Foto: APA/EPA/Gero Breloer
Berlin - Anhänger von Scientology aus ganz Europa haben am Samstag eine neue Niederlassung der Organisation in Berlin öffnet. Nach Polizeiangaben reisten mehr als 1.000 Gäste aus Deutschland und anderen europäischen Ländern zu der Eröffnungsfeier an. Ein Scientology-Sprecher sprach von mehr als 4.000 Besuchern. Sie schwenkten vor dem Gebäude im Viertel Charlottenburg Fahnen und ließen Luftballons steigen. Nach Angaben einer Polizeisprecherin verlief die Veranstaltung friedlich.

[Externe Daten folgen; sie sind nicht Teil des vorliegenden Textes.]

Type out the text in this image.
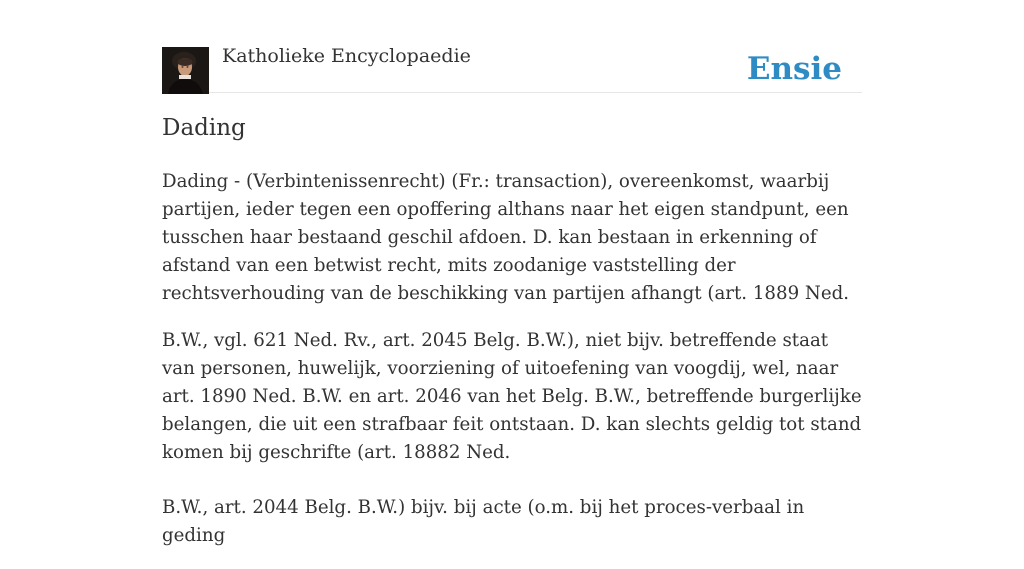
Katholieke Encyclopaedie	Ensie
Dading

Dading - (Verbintenissenrecht) (Fr.: transaction), overeenkomst, waarbij partijen, ieder tegen een opoffering althans naar het eigen standpunt, een tusschen haar bestaand geschil afdoen. D. kan bestaan in erkenning of afstand van een betwist recht, mits zoodanige vaststelling der rechtsverhouding van de beschikking van partijen afhangt (art. 1889 Ned.

B.W., vgl. 621 Ned. Rv., art. 2045 Belg. B.W.), niet bijv. betreffende staat van personen, huwelijk, voorziening of uitoefening van voogdij, wel, naar art. 1890 Ned. B.W. en art. 2046 van het Belg. B.W., betreffende burgerlijke belangen, die uit een strafbaar feit ontstaan. D. kan slechts geldig tot stand komen bij geschrifte (art. 18882 Ned.

B.W., art. 2044 Belg. B.W.) bijv. bij acte (o.m. bij het proces-verbaal in geding
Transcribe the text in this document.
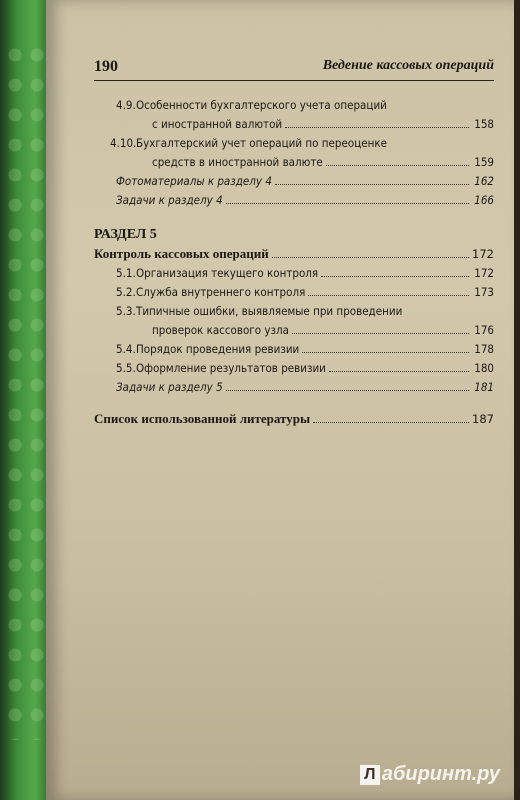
190	Ведение кассовых операций
4.9. Особенности бухгалтерского учета операций
с иностранной валютой	158
4.10. Бухгалтерский учет операций по переоценке
средств в иностранной валюте	159
Фотоматериалы к разделу 4	162
Задачи к разделу 4	166
РАЗДЕЛ 5
Контроль кассовых операций	172
5.1. Организация текущего контроля	172
5.2. Служба внутреннего контроля	173
5.3. Типичные ошибки, выявляемые при проведении
проверок кассового узла	176
5.4. Порядок проведения ревизии	178
5.5. Оформление результатов ревизии	180
Задачи к разделу 5	181
Список использованной литературы	187
Л абиринт.ру
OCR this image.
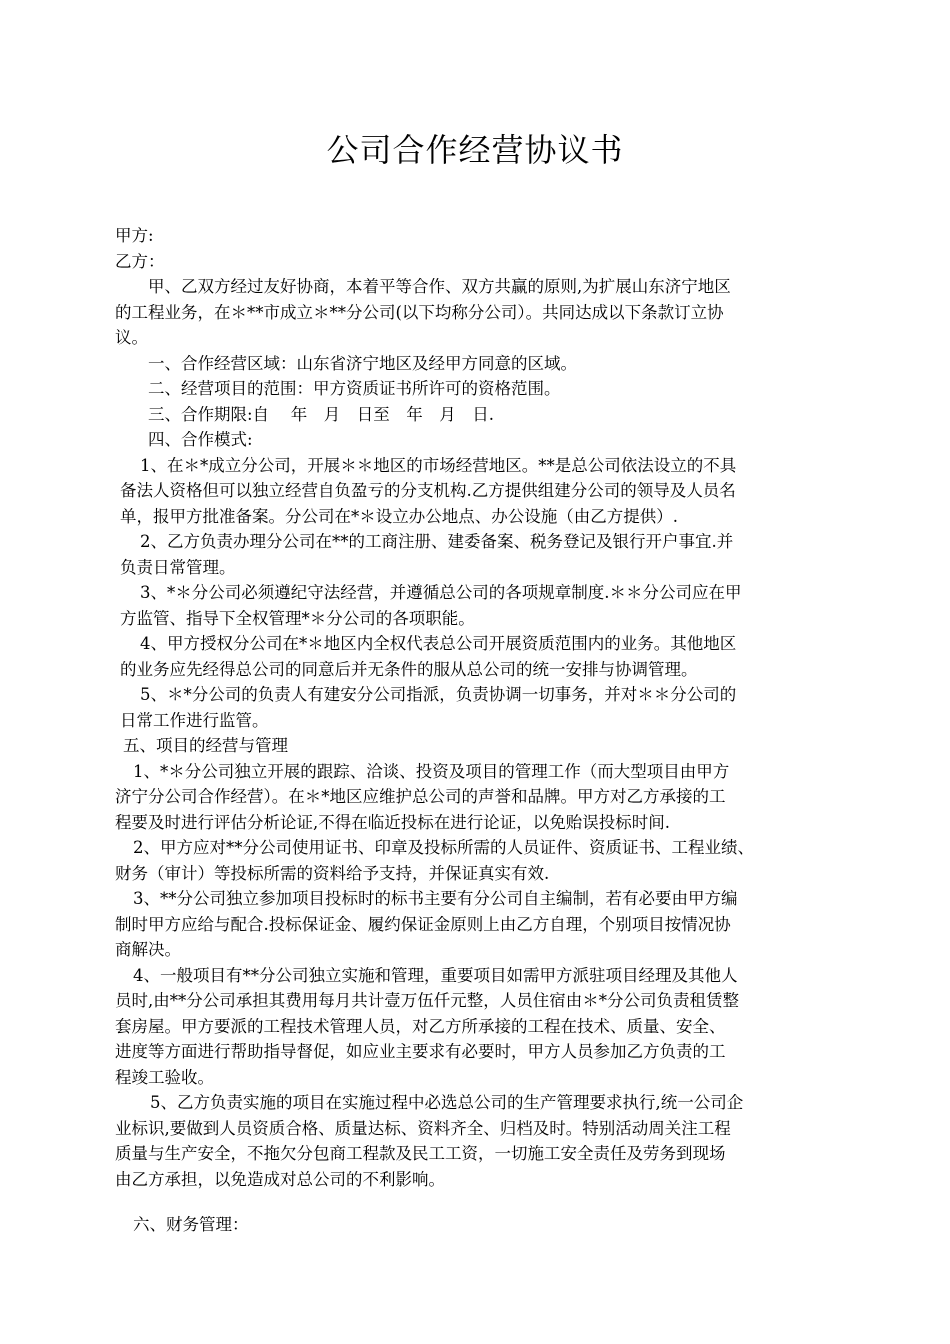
公司合作经营协议书
甲方:
乙方：
甲、乙双方经过友好协商，本着平等合作、双方共赢的原则,为扩展山东济宁地区
的工程业务，在＊**市成立＊**分公司(以下均称分公司）。共同达成以下条款订立协
议。
一、合作经营区域：山东省济宁地区及经甲方同意的区域。
二、经营项目的范围：甲方资质证书所许可的资格范围。
三、合作期限:自　 年　月　日至　年　月　日.
四、合作模式:
1、在＊*成立分公司，开展＊＊地区的市场经营地区。**是总公司依法设立的不具
备法人资格但可以独立经营自负盈亏的分支机构.乙方提供组建分公司的领导及人员名
单，报甲方批准备案。分公司在*＊设立办公地点、办公设施（由乙方提供）.
2、乙方负责办理分公司在**的工商注册、建委备案、税务登记及银行开户事宜.并
负责日常管理。
3、*＊分公司必须遵纪守法经营，并遵循总公司的各项规章制度.＊＊分公司应在甲
方监管、指导下全权管理*＊分公司的各项职能。
4、甲方授权分公司在*＊地区内全权代表总公司开展资质范围内的业务。其他地区
的业务应先经得总公司的同意后并无条件的服从总公司的统一安排与协调管理。
5、＊*分公司的负责人有建安分公司指派，负责协调一切事务，并对＊＊分公司的
日常工作进行监管。
五、项目的经营与管理
1、*＊分公司独立开展的跟踪、洽谈、投资及项目的管理工作（而大型项目由甲方
济宁分公司合作经营）。在＊*地区应维护总公司的声誉和品牌。甲方对乙方承接的工
程要及时进行评估分析论证,不得在临近投标在进行论证，以免贻误投标时间.
2、甲方应对**分公司使用证书、印章及投标所需的人员证件、资质证书、工程业绩、
财务（审计）等投标所需的资料给予支持，并保证真实有效.
3、**分公司独立参加项目投标时的标书主要有分公司自主编制，若有必要由甲方编
制时甲方应给与配合.投标保证金、履约保证金原则上由乙方自理，个别项目按情况协
商解决。
4、一般项目有**分公司独立实施和管理，重要项目如需甲方派驻项目经理及其他人
员时,由**分公司承担其费用每月共计壹万伍仟元整，人员住宿由＊*分公司负责租赁整
套房屋。甲方要派的工程技术管理人员，对乙方所承接的工程在技术、质量、安全、
进度等方面进行帮助指导督促，如应业主要求有必要时，甲方人员参加乙方负责的工
程竣工验收。
5、乙方负责实施的项目在实施过程中必选总公司的生产管理要求执行,统一公司企
业标识,要做到人员资质合格、质量达标、资料齐全、归档及时。特别活动周关注工程
质量与生产安全，不拖欠分包商工程款及民工工资，一切施工安全责任及劳务到现场
由乙方承担，以免造成对总公司的不利影响。
六、财务管理：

Da anfangs nur geladene Gäste wie die US-Schauspielerin Ann Archer ins Gebäude gelassen wurden, gruppierten sich Zuschauer und Besucher zunächst auf dem Gehsteig vor dem Gebäude und auf der gegenüberliegenden Straßenseite. Da es auf der Otto-Suhr-Allee zeitweise zu Verkehrsbehinderungen kam, forderte die Polizei die Veranstalter nach der offiziellen Eröffnung auf, die Menschen nach und nach ins Gebäude zu lassen.

"Gehirnwäsche - Nein danke"

Einen Antrag von Scientology, die Straße zwischen 11:00 und 13:00 Uhr für Autos zu sperren, hatte das Verwaltungsgericht Berlin im Vorfeld abgelehnt. Die Organisation wollte dort eine Bühne, Stühle, Kameras, Scheinwerfer und Video-Bildschirme aufstellen.

Nach Angaben der Polizei verlief die Veranstaltung vor dem Gebäude ohne Zwischenfälle. Gegendemonstrationen seien nicht angemeldet gewesen. Lediglich einige Anrainer protestierten mit Schildern wie "Gehirnwäsche - Nein danke". Die Polizei war nur mit wenigen Einsatzkräften vor Ort.

Beobachtung durch den Berliner Verfassungsschutz gefordert

In den vergangenen Tagen war in Berlin heftig um die neue Repräsentanz von Scientology gestritten worden. Sekten-Experten hatten gemutmaßt, dass das Haus in Berlin-Charlottenburg die neue Deutschland-Zentrale der Organisation werden soll. Politiker forderten die Beobachtung von Scientology durch den Berliner Verfassungsschutz. Die 1954 in den USA gegründete Organisation wird bereits vom deutschen Bundesamt für Verfassungsschutz beobachtet. Die Behörde sieht Anhaltspunkte für Bestrebungen gegen die freiheitlich-demokratische Grundordnung.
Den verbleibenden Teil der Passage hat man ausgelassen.